At three in the morning, we all woke in a panic.  Two Italian men had broken into our unlocked hotel room.  One of the girls slammed the door shut on them, holding it shut against their advances as we rushed around, looking for the key.  Once it was locked, we wedged a chair under the handle (which wouldn’t have done a thing really) and took a moment to regroup.  #1: Lock your hotel door.  It’s simple really.  But really important!  #2: Hotels in Italy don’t have fancy phones with buttons that say “front desk.”  So if by chance something does goes wrong, you have no choice but to return to bed and resolve it in the morning.  And we did.  The other girls were upgraded to a villa, and I remained in the “dangerous” room for the second night with Carmel and Megan.  And just for the record, I locked the door and no one broke in!  What a miracle.

09.11.2010
Day two included visits to Pitigliano and Sovana.
Pitigliano
Pitigliano is a work of art.  Completely built of “tufa”, a variety of limestone native to the region, the little town of Pitigliano rose out of the mountain, one seeming to blend into the other with little distinction.  Protected by three rivers at its base, this castle-mountain city was refined by the Renaissance art movement, blending paint and stone and Roman aqueducts to create a protected and isolated little town free from the modernity and graffiti of Firenze.  Yet there was a sense of entrapment, with cliffs on every side plunging into forest below and only one road leading out.  The castle town, while beautiful, felt forbidden and strange, almost ghost-like.  Streets seemed deserted.  Houses were quiet.  And no kids played in the road.  I was almost relieved to leave.

From there, we stopped for a short while (meaning ten minutes, no more no less!, compliments of more detours and time delays) in Sovana.  We really didn’t get a chance to explore this little town.  I saw the inside of a bar and a church, and wandered down this back street, following signs to a “WC” or “bagno.”  My impression of the town: I have absolutely no idea, but I would love to go back if given the chance.

09.12.2010
Our final day was spent at the beach.  Men in speedos loitered around.  Rocks littered the sand.  And the weather was perfect. Carmel, Megan, and I, along with two of our friends (or perhaps only close friends on the trip), Cody and Kait Raak, ventured down a gravel path in search of a pizzeria.  On Sundays, closing times and opening times are a bit confusing.  Many restaurants are closed at the typical lunch/dinner period.  As we followed the strange signs around corner after corner in search of food, we started to question our actions: Was there really a pizzeria? Would it be open? And what kind of food does it serve if it takes ten minutes of backpacking through the woods to reach it?  However, despite our hesitancies, the pizzeria was indeed open for business, with clean facilities and good food.  The five of us split two pizzas, quite proud for finding a “local” spot.  We were all convinced other students would be boarding the bus hungry for the return trip.

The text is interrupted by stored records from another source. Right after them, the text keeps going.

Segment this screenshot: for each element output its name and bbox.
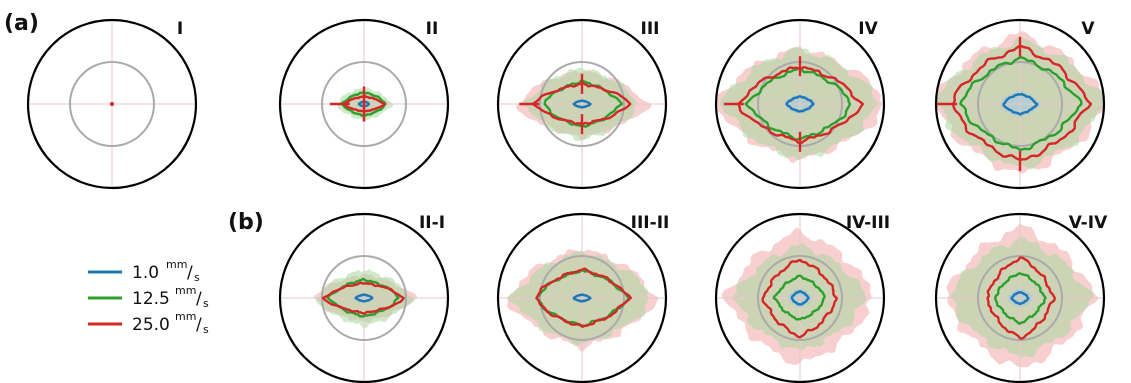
series-line-red [535, 267, 632, 328]
legend-value: 12.5 [132, 289, 170, 309]
outer-ring [496, 18, 668, 190]
series-line-blue [354, 293, 374, 303]
series-line-red [321, 281, 405, 315]
series-line-blue [357, 100, 371, 108]
outer-ring [278, 18, 450, 190]
outer-ring [934, 212, 1106, 383]
panel-roman-label: IV [858, 19, 878, 39]
legend-value: 25.0 [132, 315, 170, 335]
polar-plots: I II III IV VII-I III-II IV-III V-IV [26, 18, 1108, 383]
legend-unit-num: mm [175, 284, 196, 297]
panel-label-a: (a) [4, 11, 39, 36]
panel-roman-label: IV-III [846, 213, 890, 233]
panel-roman-label: I [177, 19, 183, 39]
legend-unit-den: s [203, 323, 209, 336]
polar-panel-i: I [26, 18, 198, 190]
legend-unit-num: mm [175, 310, 196, 323]
series-line-green [326, 277, 400, 318]
outer-ring [26, 18, 198, 190]
series-line-red [761, 258, 838, 339]
legend-unit-den: s [203, 297, 209, 310]
outer-ring [496, 212, 668, 383]
polar-panel-ii: II [278, 18, 450, 190]
outer-ring [278, 212, 450, 383]
series-line-green [959, 56, 1083, 152]
inner-ring [977, 61, 1063, 147]
polar-panel-iii: III [496, 18, 668, 190]
panel-label-b: (b) [228, 210, 264, 235]
inner-ring [321, 61, 407, 147]
panel-roman-label: III [641, 19, 660, 39]
outer-ring [934, 18, 1106, 190]
series-point-red [110, 102, 114, 106]
inner-ring [977, 255, 1063, 341]
legend-unit-num: mm [166, 258, 187, 271]
inner-ring [539, 61, 625, 147]
inner-ring [539, 255, 625, 341]
series-line-blue [1002, 92, 1039, 116]
outer-ring [714, 212, 886, 383]
legend-entry-2: 12.5 mm / s [88, 284, 209, 310]
legend-value: 1.0 [132, 263, 159, 283]
series-line-green [993, 272, 1047, 325]
polar-panel-iv-iii: IV-III [714, 212, 890, 383]
polar-panel-ii-i: II-I [278, 212, 450, 383]
legend: 1.0 mm / s 12.5 mm / s 25.0 mm / s [88, 258, 209, 336]
polar-panel-v: V [934, 18, 1106, 190]
series-line-red [986, 256, 1056, 340]
panel-roman-label: II [426, 19, 439, 39]
series-line-blue [572, 99, 592, 109]
panel-roman-label: III-II [631, 213, 670, 233]
panel-roman-label: II-I [419, 213, 445, 233]
legend-unit-slash: / [196, 315, 202, 335]
panel-roman-label: V [1081, 19, 1095, 39]
legend-entry-1: 1.0 mm / s [88, 258, 200, 284]
series-line-green [772, 274, 826, 321]
outer-ring [714, 18, 886, 190]
series-line-blue [790, 289, 810, 306]
legend-entry-3: 25.0 mm / s [88, 310, 209, 336]
series-line-blue [572, 293, 592, 303]
inner-ring [757, 255, 843, 341]
legend-unit-den: s [194, 271, 200, 284]
panel-roman-label: V-IV [1069, 213, 1108, 233]
polar-panel-v-iv: V-IV [934, 212, 1108, 383]
legend-unit-slash: / [187, 263, 193, 283]
polar-panel-iv: IV [714, 18, 886, 190]
legend-unit-slash: / [196, 289, 202, 309]
series-line-blue [785, 95, 815, 113]
inner-ring [69, 61, 155, 147]
series-line-blue [1010, 291, 1030, 306]
polar-panel-iii-ii: III-II [496, 212, 670, 383]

As we made our way back to the beach to collect rocks and find gelato, we stumbled upon the main road of the little beach town and the rest of the American students.  They were not going hungry at all, but had at their fingertips dozens of open establishments serving food, gelato, drinks, and snacks.  Our pride was shattered. 

On this street we discovered the best gelateria yet.  For 2 Euro, I got a cone piled high with three types of gelato: Mascarpone (a sweet cheese), Cioccolato Fondente (dark chocolate), and Pesca (peach).  The combination was delicious. 

We walked home that night and had a most unbalanced meal of cheesy penne pasta, garlic potatoes, and green beans, the remaining contents of our fridge and pantry.